There was a time when a job as a middle-school or high-school principal was pretty much a job for life, unless the administrator was REALLY terrible. Now, the average tenure of a principal is just a few years. Why? Parents complain to school boards and superintendents’ offices, and eventually, something sticks, and the principal is out.
So, all principals now know that they are like Johnathan Edwards’s spider, hanging by a slender thread over the fire.
So, for A LONG TIME NOW, principals have pretty much kowtowed to parents to such an extent that discipline is out the window.
And now the moron Repugnicans think that parents should have MORE say in school–you know, those parents whose perfect little children are all geniuses who could never do any wrong.

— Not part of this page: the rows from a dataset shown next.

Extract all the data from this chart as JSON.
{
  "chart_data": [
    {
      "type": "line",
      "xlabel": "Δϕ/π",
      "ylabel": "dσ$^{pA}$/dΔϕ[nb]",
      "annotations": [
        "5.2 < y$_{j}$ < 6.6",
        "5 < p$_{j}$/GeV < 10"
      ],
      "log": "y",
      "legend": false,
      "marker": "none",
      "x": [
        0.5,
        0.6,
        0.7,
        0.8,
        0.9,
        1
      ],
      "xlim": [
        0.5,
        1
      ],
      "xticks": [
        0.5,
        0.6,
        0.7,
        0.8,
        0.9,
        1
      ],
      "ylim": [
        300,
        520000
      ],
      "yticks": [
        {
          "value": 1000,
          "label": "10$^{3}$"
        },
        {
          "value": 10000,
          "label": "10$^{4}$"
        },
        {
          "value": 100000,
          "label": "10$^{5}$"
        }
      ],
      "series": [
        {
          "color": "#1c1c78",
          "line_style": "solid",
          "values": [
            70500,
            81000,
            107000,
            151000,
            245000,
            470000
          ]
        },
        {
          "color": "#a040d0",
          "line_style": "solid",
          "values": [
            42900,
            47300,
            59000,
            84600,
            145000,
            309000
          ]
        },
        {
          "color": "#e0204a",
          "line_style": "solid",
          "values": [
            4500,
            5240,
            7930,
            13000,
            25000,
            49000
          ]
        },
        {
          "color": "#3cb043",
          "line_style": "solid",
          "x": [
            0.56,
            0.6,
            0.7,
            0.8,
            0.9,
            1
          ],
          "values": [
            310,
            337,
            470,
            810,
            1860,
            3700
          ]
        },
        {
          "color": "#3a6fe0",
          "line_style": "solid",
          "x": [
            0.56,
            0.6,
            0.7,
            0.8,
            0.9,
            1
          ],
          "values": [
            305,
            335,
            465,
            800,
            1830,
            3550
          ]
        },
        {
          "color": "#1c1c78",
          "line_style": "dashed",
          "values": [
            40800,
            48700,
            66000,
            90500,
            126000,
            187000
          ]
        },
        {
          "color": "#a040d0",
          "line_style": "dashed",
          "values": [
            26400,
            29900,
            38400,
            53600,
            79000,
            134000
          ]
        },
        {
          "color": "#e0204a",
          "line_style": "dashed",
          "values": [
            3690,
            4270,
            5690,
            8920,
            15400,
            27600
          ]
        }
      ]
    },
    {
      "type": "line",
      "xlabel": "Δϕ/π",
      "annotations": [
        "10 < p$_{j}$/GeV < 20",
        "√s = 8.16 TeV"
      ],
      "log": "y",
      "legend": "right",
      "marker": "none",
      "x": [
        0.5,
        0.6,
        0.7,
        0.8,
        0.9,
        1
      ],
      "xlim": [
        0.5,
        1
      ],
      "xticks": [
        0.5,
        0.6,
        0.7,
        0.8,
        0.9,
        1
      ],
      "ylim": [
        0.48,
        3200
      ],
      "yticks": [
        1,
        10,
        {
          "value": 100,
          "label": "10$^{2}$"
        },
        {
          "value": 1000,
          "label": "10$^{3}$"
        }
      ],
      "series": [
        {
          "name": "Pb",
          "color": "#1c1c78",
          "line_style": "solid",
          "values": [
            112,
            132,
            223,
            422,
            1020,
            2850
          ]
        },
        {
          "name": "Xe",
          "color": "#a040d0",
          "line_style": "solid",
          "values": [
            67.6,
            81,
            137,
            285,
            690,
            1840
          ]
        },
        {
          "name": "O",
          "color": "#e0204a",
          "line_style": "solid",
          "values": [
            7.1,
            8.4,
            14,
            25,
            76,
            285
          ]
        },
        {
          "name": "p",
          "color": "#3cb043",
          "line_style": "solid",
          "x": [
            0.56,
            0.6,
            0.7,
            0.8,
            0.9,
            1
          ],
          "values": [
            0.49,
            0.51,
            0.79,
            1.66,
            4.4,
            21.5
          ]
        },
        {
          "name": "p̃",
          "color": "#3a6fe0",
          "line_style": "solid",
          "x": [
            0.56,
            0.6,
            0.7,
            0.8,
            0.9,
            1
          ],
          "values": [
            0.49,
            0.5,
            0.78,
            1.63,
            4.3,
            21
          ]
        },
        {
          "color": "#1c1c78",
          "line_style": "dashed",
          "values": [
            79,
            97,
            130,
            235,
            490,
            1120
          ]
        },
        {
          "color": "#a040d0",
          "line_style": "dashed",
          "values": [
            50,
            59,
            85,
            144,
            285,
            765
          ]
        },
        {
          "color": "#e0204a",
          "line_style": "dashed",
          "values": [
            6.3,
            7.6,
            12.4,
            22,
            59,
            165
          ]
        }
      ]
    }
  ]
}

And this is making teaching NOT DOABLE.
Facts.
LikeLike
Good look at efforts in Florida not to fall outside the very vague guidelines:
Another email from October 2022 was sent from John Palmerini, deputy general counsel for the School Board of Orange County, to the state Department of Education seeking guidance on how just one word — “or” — in HB 1467 should be interpreted. (The email focused on the second “or” in the statute, which reads: “Any material used in the classroom, made available in a school library, or included on a reading list contains content that is pornographic or prohibited under (Florida law), is not suited to students needs…”)
Did the word “or” require books with pornographic content be removed, “even if the book itself, taken as a whole, has serious literary, artistic, political or scientific value and is therefore not obscene/harmful to minors,” Palmerini wrote.